TL;DR: I’m not even talking about going the extra mile or working for free, I’m talking about putting effort on the job you’re paid to do just to be spit in the face in exchange. I’ve reached a new point where IDGAF if I’m slacking all day at work as long as I don’t get in trouble or fired. The burnout is real.
Hey, I also do things that will look good on my resume. Also enough to not be bored if needed. There’s no spite in my approach, just an understanding that they’ve got theirs and I’ve got mine. If we were union or I was rewarded for excellence I’d put in more effort, but also I’m not going to exhaust or stress myself for a job.
At work and at home. IBM has a history of making their employees sign contracts that state that anything their employees invent at home in their own free time, is the property of IBM
witty_username@feddit.nl 10 months ago
What do you mean by that? Aren’t IBM the gleaming gold standard of ruining your market dominance with idiotic management practices and investor-driven shortsightedness?
If anything, I am surprised they still had schemes that incentivise employees by distributing some form of equity
dustyData@lemmy.world 10 months ago
IBM is what a company that survived crossing to the other side of the enshittification fence looks like. They are profitable, for sure, but they have nothing of value to offer to an actual human being. They only speak corpo and their only semi-amiable relationships are with other corporate entities via contracts, negotiations, arbitration, and lawsuits. It’s functionally and physically incapable of communicating, offering a product or relating with an average real person, for they haven’t known what that is in at least three decades.

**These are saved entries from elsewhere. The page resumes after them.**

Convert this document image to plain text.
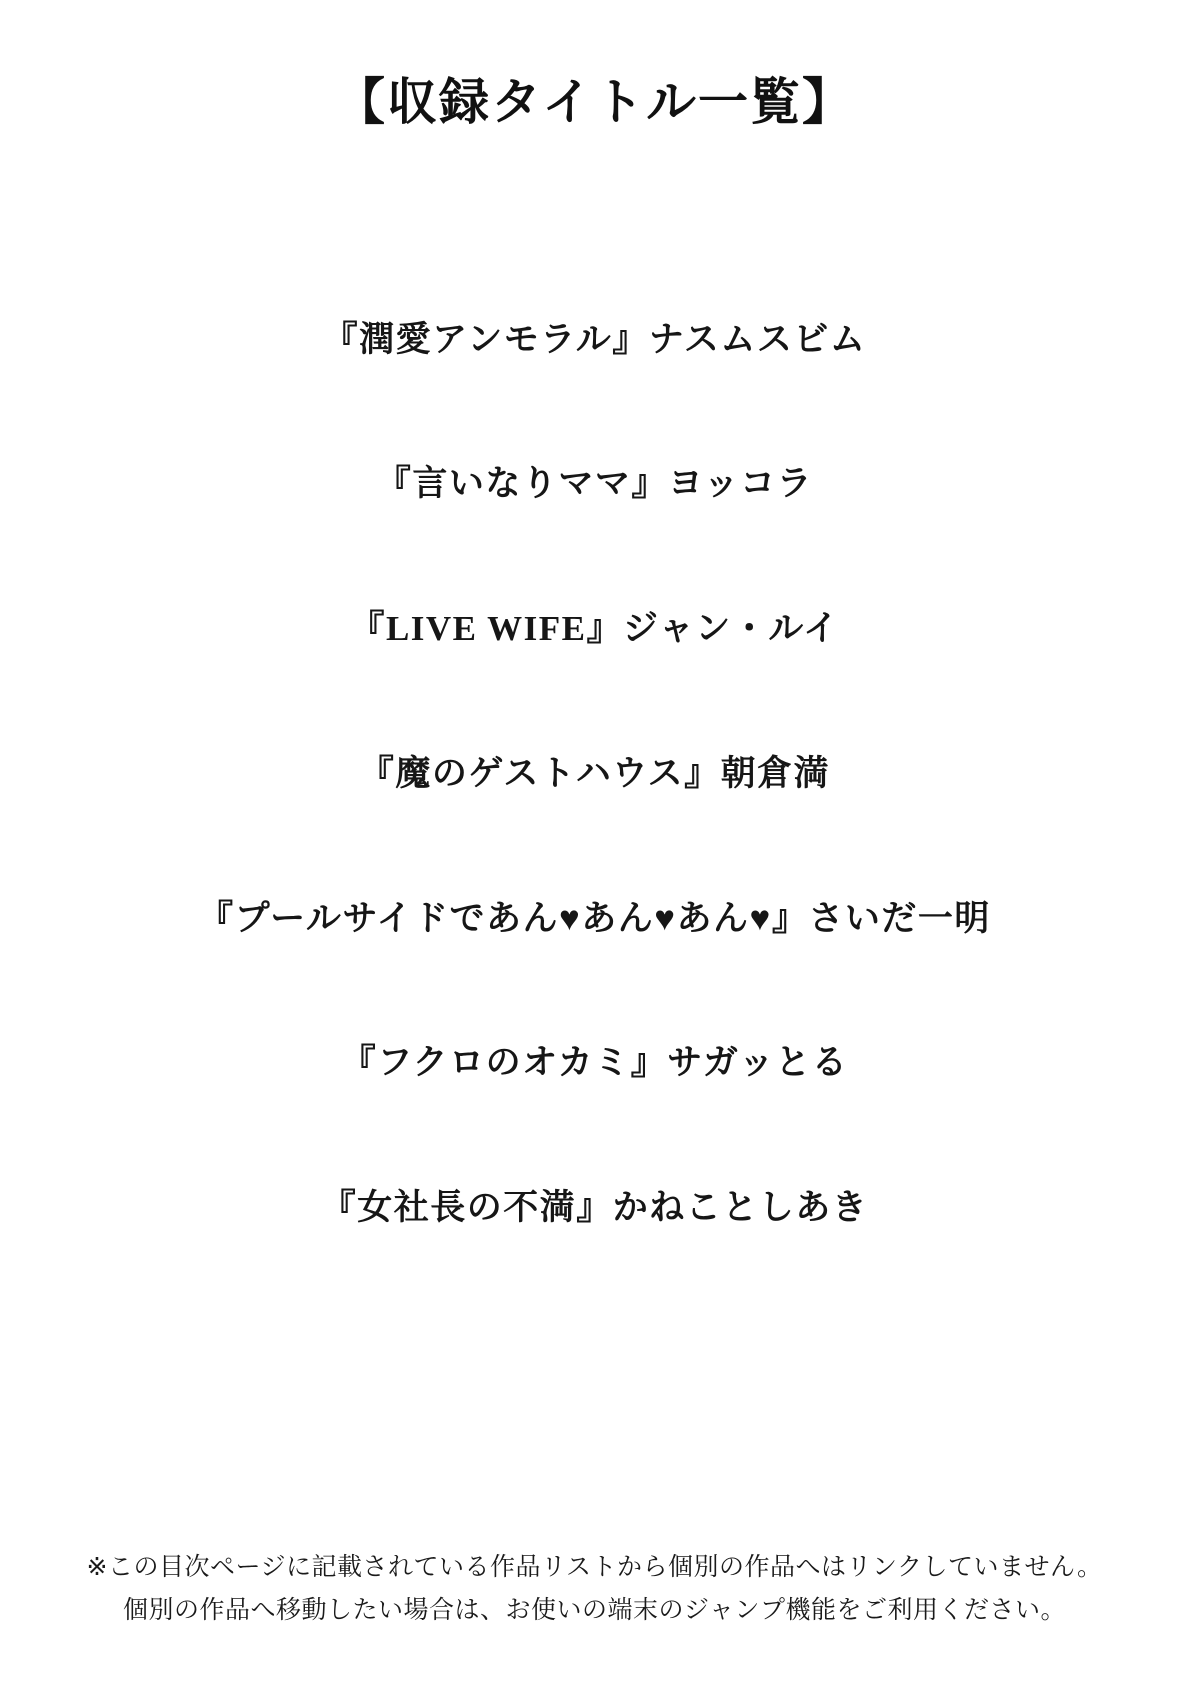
【収録タイトル一覧】
『潤愛アンモラル』ナスムスビム
『言いなりママ』ヨッコラ
『LIVE WIFE』ジャン・ルイ
『魔のゲストハウス』朝倉満
『プールサイドであん♥あん♥あん♥』さいだ一明
『フクロのオカミ』サガッとる
『女社長の不満』かねことしあき
※この目次ページに記載されている作品リストから個別の作品へはリンクしていません。
個別の作品へ移動したい場合は、お使いの端末のジャンプ機能をご利用ください。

lauha@lemmy.one 10 months ago
IBM has always been a business-to-business. Their name literally comes from International Business Machines.

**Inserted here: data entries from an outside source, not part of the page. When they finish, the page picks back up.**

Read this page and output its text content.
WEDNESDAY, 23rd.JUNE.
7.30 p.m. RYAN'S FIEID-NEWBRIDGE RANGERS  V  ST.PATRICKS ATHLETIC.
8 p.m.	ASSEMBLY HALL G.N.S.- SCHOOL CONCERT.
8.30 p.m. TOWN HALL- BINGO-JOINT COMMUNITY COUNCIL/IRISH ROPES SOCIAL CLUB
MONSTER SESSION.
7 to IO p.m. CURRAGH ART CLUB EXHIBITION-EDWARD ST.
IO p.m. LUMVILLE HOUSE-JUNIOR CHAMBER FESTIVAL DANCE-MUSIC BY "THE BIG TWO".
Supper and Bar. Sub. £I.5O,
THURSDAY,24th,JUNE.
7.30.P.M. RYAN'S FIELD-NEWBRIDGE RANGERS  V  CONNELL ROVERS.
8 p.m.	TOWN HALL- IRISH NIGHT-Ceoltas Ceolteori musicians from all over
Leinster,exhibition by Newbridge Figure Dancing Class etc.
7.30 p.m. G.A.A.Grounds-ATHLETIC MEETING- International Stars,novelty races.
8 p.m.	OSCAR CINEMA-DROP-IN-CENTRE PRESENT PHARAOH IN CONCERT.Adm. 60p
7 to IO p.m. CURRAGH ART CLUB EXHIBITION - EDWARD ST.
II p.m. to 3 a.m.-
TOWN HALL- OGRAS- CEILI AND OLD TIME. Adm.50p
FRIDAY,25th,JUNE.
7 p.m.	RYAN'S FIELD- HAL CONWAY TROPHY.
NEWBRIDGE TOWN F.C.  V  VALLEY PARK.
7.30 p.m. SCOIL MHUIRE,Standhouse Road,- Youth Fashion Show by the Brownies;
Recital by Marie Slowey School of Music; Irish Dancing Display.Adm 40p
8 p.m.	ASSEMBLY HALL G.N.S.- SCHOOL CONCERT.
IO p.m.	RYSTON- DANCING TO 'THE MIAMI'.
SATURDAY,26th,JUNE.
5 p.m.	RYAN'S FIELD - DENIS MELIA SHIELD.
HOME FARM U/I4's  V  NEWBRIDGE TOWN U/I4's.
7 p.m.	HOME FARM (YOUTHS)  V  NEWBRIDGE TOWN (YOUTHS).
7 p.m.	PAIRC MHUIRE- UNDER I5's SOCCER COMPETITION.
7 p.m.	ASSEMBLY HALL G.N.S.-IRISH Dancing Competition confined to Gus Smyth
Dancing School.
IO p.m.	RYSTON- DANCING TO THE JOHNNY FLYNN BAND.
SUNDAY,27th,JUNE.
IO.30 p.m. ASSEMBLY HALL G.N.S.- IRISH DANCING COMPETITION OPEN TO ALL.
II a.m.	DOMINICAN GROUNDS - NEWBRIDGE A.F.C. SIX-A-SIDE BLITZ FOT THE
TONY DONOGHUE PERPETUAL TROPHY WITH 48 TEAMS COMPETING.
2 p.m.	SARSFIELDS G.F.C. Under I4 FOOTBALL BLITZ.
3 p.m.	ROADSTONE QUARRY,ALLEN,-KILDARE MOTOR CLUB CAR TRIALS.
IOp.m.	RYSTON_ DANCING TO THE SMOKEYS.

dustyData@lemmy.world 10 months ago
I suppose the several IBM PCs I owned in the 80s and 90s were all just hallucinations. Useful hallucinations though, they taught me to use DOS and to program in BASIC.

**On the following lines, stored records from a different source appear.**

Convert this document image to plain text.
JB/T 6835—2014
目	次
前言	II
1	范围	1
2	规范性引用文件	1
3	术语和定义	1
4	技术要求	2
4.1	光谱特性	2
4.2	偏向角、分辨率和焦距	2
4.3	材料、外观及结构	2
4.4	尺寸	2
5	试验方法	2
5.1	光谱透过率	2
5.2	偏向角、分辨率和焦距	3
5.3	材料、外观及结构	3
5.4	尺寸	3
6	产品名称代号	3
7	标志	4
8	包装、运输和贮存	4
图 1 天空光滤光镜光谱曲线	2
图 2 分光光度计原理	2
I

XEAL@lemm.ee 10 months ago
A company is not necessarily limited to the activities implied by its name.
captainlezbian@lemmy.world 10 months ago
They began that way, then they branched into personal computation when that became a thing. Then they took a machine gun to their feet in that market
Tja@programming.dev 10 months ago
Exactly this. The effort of selling one z Series is not one million times higher than selling a laptop, but the profit is.
UnderpantsWeevil@lemmy.world 10 months ago
Honestly, when I think “IBM”, I can’t help but think of the company that built the counting machines for the Nazis back in the 1930s.
XEAL@lemm.ee 10 months ago
I expected more from a renowned company, rookie mistake I guess.
BearOfaTime@lemm.ee 10 months ago
They went shitty decades ago.
I’d say at best the PC wars is a good demarcation, maybe even before then.
phillaholic@lemm.ee 10 months ago
The Original Macintosh was an attack at how shitty IBM was.